The media age provides easy video access to even mundane political events. However, the voters’ ability to glean information about candidates is muted by the candidates’ knowledge of that ability. The modern, scripted candidate is built to withhold information, stay on message, defy the media accessibility that voters once thought would be a key to informed choices. Under the regime of the political handlers, more access often means less real information.

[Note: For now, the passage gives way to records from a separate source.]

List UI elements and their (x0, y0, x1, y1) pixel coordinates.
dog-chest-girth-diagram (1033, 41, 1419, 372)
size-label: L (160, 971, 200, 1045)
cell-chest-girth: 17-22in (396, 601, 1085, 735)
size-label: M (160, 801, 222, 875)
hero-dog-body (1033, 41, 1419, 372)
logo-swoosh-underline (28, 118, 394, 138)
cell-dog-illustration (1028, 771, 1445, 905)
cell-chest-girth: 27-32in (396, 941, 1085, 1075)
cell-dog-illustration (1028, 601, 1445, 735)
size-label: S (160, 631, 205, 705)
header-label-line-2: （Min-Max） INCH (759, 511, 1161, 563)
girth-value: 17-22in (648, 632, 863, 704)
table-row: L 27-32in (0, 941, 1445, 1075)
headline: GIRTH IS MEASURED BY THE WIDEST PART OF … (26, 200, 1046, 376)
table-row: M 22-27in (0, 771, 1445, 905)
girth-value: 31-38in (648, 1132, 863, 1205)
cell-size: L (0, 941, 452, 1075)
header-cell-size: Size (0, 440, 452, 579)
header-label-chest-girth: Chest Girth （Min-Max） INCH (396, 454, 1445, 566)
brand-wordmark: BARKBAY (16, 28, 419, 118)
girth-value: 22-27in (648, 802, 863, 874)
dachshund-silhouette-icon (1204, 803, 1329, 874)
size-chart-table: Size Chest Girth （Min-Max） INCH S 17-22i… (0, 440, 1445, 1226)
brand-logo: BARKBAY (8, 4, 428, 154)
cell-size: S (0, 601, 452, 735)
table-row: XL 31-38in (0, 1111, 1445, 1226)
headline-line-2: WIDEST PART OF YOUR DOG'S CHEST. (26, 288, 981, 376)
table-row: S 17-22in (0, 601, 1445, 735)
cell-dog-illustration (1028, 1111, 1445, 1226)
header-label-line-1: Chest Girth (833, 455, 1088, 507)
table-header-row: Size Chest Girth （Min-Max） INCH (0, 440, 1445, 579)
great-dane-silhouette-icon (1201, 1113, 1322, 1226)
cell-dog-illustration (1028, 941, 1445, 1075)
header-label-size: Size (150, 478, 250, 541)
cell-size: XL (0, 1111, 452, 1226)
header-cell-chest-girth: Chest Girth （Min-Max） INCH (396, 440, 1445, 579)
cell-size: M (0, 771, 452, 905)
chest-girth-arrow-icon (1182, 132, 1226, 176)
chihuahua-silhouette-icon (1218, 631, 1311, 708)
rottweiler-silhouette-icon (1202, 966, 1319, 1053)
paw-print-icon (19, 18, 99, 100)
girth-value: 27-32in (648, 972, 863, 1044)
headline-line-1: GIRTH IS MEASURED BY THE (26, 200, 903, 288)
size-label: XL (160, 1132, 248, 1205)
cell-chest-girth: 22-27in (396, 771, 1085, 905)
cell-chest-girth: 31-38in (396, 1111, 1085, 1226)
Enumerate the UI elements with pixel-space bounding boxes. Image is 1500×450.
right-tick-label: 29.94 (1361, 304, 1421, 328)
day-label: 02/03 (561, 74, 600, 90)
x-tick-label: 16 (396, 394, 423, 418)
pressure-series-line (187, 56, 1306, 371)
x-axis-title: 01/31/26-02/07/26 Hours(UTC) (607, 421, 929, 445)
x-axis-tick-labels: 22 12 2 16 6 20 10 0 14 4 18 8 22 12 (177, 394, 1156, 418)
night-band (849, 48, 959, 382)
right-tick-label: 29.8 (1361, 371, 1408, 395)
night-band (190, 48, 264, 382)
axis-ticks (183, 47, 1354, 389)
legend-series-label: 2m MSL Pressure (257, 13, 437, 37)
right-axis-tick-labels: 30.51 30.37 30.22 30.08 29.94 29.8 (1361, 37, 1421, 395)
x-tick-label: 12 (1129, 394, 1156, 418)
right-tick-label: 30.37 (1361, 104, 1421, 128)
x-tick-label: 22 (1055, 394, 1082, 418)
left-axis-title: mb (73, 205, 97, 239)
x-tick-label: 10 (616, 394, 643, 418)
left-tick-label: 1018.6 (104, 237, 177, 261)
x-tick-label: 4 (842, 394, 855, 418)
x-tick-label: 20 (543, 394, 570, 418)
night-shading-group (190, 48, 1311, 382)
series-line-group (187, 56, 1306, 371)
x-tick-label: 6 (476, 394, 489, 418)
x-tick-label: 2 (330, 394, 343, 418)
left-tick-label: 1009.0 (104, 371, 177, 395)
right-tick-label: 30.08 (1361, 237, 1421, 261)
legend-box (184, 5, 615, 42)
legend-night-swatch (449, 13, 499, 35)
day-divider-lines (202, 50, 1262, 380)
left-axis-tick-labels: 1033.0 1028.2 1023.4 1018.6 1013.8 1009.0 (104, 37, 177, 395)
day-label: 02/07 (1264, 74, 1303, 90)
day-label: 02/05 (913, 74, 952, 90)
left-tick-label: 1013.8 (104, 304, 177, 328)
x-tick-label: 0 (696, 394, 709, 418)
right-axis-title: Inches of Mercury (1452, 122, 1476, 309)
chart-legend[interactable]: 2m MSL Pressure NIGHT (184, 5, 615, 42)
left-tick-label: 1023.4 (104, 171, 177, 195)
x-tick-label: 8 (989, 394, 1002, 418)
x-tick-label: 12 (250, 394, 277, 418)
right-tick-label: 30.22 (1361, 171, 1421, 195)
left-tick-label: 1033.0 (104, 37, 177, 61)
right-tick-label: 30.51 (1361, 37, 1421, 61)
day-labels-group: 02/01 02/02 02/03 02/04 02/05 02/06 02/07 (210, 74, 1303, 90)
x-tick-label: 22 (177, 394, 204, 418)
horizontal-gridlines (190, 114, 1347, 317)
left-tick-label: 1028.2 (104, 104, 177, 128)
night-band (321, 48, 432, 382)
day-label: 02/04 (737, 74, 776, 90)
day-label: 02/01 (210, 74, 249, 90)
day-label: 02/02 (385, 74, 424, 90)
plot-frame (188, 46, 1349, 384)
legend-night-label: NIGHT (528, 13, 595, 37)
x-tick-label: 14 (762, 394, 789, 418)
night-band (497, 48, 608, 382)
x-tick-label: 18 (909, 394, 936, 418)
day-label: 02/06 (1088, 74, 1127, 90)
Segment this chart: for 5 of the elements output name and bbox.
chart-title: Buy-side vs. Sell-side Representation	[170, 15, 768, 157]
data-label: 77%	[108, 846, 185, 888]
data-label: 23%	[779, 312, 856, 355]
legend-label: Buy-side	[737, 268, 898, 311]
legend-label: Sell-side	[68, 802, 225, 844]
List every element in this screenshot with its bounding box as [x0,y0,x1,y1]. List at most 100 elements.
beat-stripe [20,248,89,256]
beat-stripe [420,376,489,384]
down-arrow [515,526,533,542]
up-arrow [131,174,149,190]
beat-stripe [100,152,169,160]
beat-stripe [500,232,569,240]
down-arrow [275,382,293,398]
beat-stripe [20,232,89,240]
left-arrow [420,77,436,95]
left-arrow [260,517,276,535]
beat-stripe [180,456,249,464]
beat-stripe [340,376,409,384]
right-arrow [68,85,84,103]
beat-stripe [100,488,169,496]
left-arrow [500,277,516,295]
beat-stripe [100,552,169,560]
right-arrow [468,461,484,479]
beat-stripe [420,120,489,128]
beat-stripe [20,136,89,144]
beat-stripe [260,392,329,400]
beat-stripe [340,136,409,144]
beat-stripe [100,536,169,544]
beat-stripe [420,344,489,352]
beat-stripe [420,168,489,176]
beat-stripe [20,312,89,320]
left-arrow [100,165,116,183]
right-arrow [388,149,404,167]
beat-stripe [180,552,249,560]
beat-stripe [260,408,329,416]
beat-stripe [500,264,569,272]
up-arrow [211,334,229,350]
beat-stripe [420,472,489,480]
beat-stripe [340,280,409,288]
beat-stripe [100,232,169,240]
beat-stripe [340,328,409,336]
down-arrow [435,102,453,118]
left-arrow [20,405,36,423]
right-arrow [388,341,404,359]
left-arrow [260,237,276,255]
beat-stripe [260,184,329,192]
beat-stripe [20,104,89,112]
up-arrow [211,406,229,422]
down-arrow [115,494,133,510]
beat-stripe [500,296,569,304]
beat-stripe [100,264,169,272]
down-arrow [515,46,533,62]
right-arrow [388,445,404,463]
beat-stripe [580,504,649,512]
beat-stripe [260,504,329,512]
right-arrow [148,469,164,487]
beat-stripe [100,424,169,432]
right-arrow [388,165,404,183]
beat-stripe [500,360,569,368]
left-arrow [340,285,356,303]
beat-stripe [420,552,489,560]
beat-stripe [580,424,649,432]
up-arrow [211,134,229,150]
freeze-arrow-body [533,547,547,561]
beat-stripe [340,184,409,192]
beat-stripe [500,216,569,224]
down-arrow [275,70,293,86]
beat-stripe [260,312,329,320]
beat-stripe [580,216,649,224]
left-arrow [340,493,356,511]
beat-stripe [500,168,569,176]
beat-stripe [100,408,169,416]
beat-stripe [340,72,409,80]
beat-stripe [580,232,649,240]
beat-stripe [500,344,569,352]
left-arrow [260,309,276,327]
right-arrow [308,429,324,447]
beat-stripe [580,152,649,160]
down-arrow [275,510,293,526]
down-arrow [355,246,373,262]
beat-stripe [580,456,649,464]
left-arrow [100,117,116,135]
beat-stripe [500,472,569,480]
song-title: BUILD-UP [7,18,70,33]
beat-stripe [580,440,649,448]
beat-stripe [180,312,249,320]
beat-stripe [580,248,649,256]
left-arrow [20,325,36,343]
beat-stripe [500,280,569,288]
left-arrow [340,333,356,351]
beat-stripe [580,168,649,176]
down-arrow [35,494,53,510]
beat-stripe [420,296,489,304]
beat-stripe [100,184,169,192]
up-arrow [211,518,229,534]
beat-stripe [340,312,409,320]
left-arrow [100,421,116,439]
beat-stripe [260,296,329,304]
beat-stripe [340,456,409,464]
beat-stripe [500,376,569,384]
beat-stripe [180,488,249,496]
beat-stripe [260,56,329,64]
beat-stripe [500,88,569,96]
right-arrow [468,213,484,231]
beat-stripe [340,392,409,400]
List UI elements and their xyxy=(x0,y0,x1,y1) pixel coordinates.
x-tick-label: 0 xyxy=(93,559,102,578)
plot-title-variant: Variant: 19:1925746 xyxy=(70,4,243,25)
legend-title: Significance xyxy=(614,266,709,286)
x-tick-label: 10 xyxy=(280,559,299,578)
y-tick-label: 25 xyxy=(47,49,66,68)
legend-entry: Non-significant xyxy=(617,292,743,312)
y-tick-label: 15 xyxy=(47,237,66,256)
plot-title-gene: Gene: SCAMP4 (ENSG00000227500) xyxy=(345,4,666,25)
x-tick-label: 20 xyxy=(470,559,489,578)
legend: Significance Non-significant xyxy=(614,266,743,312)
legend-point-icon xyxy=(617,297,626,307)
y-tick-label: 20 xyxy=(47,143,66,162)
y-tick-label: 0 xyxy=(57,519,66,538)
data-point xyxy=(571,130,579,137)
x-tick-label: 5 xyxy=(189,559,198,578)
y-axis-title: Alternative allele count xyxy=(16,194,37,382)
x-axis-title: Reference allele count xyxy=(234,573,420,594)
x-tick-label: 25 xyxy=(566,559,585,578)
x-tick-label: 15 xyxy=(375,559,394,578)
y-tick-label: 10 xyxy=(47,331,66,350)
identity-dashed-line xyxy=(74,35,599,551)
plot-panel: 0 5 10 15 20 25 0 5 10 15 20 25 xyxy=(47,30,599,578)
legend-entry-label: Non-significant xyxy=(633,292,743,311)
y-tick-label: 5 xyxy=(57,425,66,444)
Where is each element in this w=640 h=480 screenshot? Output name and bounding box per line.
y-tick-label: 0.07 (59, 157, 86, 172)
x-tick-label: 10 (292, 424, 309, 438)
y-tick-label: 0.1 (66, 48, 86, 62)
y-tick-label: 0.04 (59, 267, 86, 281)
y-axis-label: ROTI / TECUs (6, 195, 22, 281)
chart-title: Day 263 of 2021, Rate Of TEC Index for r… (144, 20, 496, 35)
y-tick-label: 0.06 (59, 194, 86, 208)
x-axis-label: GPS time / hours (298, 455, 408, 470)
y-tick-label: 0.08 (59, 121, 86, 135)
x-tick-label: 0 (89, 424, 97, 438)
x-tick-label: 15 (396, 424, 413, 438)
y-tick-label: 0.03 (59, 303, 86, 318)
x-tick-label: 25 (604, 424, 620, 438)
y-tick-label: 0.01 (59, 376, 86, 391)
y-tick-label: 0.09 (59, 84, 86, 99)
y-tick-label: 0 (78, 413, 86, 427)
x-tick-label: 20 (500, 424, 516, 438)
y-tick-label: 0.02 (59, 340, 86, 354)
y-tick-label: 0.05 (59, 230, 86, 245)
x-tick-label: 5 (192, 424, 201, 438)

Because of the tension between the withholders of information and those who wish to be informed, the long run of American political campaigns has become a function unto itself. The extended period of exposure to media coverage and voter scrutiny is now the best tool the populace has against the tendency among the national campaigns to obfuscate or outright lie. Even without taking an investigative stance toward the candidates, a voter given time to think might change his or her mind, find a better fit, and do so before it is too late. To this end, it should be remembered that if elections were shorter affairs, Ed Muskie, John Connally, Rudi Guiliani, and Scott Walker might have reached the office they coveted. All of these candidates’ hopes faded as voters, over time, moved on to another. Without long campaigns, busy Americans might be forced to settle for their first suitors.
In 2008, Sarah Palin’s campaign staff wondered if their candidate was intellectually and emotionally prepared to be Vice President, and took great lengths to hide the truth of Palin’s limitations from the country. The long run of that campaign created space within which the truth could be searched for and exposed to public scrutiny. Without making judgments as to the fault for Palin’s limitations, it is clear that they predated her elevation, and that they were exposed simply because the voters had the time to see them.